Bukavu : Un sursaut collectif pour redonner à la ville sa « robe verte »

Le Sud-Kivu figure aujourd’hui parmi les provinces de la RDC les plus vulnérables au changement climatique. À Bukavu, le relief montagneux accidenté, conjugué à une explosion démographique non planifiée, crée un cocktail environnemental explosif. Face à l’urgence, le « Mois Vert » s’impose comme une offensive citoyenne pour restaurer les écosystèmes urbains.
Ce dimanche 8 mars 2026 a marqué la suite de cette campagne. Dès 7h30, la mobilisation a débuté simultanément dans deux communes clés. À Ibanda, les activités se sont concentrées sur l’axe Radio Maendeleo – Monument de la Paix, tandis qu’à Kadutu, c’est le site du Lycée Wima (Yesu Yesu) qui a été pris d’assaut par les volontaires.
Pour M. Thomas Jenatsch, Directeur de la Coopération Suisse, cette initiative dépasse le simple geste symbolique. Elle repose sur une méthodologie rigoureuse visant la mise en terre de 5 000 arbres agroforestiers et ornementaux.

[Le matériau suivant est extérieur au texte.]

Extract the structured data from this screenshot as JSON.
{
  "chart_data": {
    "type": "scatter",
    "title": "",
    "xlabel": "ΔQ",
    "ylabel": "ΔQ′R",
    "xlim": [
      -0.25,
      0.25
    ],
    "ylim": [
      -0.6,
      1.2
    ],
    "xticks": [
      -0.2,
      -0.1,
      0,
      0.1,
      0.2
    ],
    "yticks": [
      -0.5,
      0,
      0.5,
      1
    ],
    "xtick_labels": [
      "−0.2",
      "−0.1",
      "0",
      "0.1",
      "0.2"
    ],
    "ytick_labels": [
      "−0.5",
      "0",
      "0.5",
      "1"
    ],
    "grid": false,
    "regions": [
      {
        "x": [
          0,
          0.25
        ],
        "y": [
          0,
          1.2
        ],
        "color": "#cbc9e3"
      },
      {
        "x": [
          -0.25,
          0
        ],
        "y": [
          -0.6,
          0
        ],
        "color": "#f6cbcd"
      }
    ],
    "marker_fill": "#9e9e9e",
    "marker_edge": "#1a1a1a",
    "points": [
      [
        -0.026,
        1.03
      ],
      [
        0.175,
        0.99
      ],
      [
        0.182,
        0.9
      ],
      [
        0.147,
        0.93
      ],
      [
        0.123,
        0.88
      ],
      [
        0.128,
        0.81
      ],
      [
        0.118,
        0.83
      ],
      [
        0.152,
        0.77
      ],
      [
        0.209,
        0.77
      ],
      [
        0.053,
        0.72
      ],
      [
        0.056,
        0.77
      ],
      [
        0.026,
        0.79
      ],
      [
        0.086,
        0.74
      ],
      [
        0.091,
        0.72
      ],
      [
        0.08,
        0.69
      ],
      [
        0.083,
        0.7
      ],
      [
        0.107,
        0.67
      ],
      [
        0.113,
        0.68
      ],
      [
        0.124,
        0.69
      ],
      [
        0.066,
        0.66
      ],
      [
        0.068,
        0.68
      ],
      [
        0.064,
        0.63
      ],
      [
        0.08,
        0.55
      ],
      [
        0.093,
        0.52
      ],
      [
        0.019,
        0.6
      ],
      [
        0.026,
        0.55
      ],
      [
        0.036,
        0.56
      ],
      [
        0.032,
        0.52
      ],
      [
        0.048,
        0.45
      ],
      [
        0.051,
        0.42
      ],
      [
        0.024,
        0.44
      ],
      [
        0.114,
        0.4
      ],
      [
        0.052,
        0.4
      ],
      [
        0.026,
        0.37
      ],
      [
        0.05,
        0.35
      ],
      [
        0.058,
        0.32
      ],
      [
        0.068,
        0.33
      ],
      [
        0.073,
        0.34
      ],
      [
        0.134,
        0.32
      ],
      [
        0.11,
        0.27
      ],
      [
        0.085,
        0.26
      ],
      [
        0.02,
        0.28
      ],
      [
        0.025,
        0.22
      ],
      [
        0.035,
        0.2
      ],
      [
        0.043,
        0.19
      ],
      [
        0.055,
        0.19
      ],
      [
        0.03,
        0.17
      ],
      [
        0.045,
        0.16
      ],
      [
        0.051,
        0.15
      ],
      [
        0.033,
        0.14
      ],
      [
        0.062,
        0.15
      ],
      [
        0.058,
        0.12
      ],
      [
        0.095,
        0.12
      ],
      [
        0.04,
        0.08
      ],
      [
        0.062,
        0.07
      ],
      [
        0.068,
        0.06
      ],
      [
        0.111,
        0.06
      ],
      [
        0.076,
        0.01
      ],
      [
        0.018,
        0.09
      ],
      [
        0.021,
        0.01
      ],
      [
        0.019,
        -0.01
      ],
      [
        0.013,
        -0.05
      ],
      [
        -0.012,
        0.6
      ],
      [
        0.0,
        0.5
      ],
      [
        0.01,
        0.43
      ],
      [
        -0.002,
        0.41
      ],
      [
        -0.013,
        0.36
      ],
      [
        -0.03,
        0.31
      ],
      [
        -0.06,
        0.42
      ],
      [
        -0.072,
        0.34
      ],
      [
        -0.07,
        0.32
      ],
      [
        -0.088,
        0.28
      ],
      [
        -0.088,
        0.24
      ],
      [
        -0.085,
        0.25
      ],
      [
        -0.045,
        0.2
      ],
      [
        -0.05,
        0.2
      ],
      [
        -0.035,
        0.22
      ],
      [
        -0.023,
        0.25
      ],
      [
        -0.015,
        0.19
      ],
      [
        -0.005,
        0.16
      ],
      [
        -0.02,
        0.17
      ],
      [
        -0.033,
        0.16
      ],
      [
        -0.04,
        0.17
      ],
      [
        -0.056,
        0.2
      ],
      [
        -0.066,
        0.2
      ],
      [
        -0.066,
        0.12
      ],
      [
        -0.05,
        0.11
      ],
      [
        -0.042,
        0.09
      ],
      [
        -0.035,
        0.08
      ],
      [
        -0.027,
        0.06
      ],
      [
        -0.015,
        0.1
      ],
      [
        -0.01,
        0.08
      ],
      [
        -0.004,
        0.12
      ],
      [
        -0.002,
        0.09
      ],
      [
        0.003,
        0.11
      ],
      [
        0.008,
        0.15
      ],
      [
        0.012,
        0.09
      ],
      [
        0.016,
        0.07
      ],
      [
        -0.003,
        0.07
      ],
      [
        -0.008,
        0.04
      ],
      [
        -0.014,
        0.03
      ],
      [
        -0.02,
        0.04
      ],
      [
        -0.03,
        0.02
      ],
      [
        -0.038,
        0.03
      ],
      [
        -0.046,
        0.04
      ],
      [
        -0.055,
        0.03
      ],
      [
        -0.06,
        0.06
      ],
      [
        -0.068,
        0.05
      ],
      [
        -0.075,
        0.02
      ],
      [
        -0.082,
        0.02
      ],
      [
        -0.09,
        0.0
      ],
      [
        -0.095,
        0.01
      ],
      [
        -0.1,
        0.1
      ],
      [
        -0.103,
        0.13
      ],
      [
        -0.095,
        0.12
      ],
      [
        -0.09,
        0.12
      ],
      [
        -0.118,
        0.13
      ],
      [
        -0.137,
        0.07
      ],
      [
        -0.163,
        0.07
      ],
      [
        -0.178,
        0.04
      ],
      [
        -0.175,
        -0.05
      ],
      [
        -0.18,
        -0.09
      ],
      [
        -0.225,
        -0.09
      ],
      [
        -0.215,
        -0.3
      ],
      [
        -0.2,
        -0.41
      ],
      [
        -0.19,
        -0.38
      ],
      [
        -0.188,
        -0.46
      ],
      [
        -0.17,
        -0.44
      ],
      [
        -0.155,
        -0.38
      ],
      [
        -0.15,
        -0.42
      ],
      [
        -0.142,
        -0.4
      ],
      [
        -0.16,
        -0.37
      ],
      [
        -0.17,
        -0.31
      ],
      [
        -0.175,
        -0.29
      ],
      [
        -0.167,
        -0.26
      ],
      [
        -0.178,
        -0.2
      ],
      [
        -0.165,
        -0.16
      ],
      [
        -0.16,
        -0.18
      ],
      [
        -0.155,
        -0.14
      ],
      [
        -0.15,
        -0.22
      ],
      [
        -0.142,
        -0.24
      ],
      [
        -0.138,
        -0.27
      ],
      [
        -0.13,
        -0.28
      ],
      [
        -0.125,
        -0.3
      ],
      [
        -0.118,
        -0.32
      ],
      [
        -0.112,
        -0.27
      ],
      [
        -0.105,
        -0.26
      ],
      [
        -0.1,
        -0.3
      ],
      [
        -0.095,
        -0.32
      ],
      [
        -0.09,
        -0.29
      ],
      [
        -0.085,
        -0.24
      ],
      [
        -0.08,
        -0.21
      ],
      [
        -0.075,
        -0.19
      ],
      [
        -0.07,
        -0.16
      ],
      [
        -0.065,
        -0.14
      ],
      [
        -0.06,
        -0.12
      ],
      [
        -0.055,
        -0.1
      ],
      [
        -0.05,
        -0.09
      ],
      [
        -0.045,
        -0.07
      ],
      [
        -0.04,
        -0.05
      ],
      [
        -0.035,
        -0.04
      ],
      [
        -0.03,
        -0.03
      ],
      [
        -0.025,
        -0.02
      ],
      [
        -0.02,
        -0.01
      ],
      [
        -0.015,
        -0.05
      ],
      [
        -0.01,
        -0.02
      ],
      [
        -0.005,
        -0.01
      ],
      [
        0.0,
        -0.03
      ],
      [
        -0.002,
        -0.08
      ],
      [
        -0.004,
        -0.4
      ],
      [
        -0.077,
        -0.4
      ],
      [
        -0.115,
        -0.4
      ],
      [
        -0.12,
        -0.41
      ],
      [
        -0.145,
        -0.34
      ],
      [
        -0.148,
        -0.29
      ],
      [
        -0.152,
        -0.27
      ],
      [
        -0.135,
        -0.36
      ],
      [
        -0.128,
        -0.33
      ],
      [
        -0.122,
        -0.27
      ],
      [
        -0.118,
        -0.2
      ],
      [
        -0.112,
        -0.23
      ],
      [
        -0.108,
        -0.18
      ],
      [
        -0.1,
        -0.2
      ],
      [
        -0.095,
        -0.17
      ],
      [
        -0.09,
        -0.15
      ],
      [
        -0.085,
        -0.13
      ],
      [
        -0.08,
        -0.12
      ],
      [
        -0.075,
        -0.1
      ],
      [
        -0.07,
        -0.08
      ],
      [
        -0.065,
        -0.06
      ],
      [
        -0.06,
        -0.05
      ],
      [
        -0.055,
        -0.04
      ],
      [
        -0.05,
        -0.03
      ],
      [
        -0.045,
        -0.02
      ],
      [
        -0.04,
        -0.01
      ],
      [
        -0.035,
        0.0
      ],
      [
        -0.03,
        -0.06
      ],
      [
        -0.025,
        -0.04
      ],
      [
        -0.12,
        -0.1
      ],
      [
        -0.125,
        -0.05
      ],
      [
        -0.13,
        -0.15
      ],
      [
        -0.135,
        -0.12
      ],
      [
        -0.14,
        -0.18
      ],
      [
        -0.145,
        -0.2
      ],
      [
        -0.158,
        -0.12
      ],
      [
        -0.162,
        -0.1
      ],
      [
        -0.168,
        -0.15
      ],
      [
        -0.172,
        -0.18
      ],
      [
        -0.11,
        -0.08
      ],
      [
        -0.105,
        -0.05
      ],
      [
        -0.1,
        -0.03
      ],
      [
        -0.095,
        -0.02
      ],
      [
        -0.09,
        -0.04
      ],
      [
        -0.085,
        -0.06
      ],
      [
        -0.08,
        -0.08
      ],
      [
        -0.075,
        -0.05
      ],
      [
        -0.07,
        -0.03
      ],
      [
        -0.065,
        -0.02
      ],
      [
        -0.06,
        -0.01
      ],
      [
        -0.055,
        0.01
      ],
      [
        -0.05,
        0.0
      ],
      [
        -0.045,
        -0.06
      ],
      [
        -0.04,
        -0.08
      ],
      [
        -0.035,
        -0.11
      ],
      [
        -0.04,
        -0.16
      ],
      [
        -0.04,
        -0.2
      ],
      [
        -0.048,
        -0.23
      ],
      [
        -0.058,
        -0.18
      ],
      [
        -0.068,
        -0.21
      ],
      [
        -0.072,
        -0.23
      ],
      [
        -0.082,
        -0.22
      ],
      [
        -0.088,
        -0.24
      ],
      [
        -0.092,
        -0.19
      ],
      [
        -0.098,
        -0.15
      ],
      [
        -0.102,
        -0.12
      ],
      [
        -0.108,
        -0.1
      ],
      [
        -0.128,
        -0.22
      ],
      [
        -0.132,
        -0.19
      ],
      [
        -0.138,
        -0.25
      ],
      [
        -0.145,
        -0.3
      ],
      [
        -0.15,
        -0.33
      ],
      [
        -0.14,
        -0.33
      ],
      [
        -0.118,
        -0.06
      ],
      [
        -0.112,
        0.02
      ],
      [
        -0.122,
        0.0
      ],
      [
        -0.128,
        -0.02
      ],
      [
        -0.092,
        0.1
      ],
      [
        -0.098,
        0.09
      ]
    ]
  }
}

Sur le terrain, l’énergie est palpable. Des jeunes scouts et des membres du Conseil Provincial de la Jeunesse s’activent pour planter des pelouses et des espèces ornementales. L’objectif est clair : protéger les bordures de routes, trop souvent transformées en dépotoirs ou en parkings sauvages.
Eugène Mubalama, bourgmestre de la commune d’Ibanda, a salué cette action de grande envergure. Il s’est engagé à pérenniser la lutte antiérosive dans sa juridiction, notamment par l’utilisation de haies de Tripsacum pour stabiliser les versants fragiles du site de l’Elakat.

La réussite de l’événement repose également sur l’implication des chefs de quartiers. Leur présence témoigne d’un engagement communautaire fort. « Nous sommes sensibilisés et, à notre tour, nous mobiliserons les habitants pour garantir le suivi et la survie de ces jeunes plants », a affirmé Migabo Nyagaza, chef de quartier Ndendere.
Le « Mois Vert » est plus qu’une campagne ; c’est un plaidoyer pour la survie de Bukavu. Comme le souligne Adolphe Mugula, le responsable de l’OPDH et chef du Consortium des organisations de la société civile, les dommages environnementaux actuels sont souvent irréversibles.
Planter un arbre aujourd’hui, c’est investir dans la santé et la sécurité des générations futures. Citoyens, entrepreneurs, jeunes et leaders d’opinion : l’appel est lancé pour redorer durablement la robe verte de Bukavu.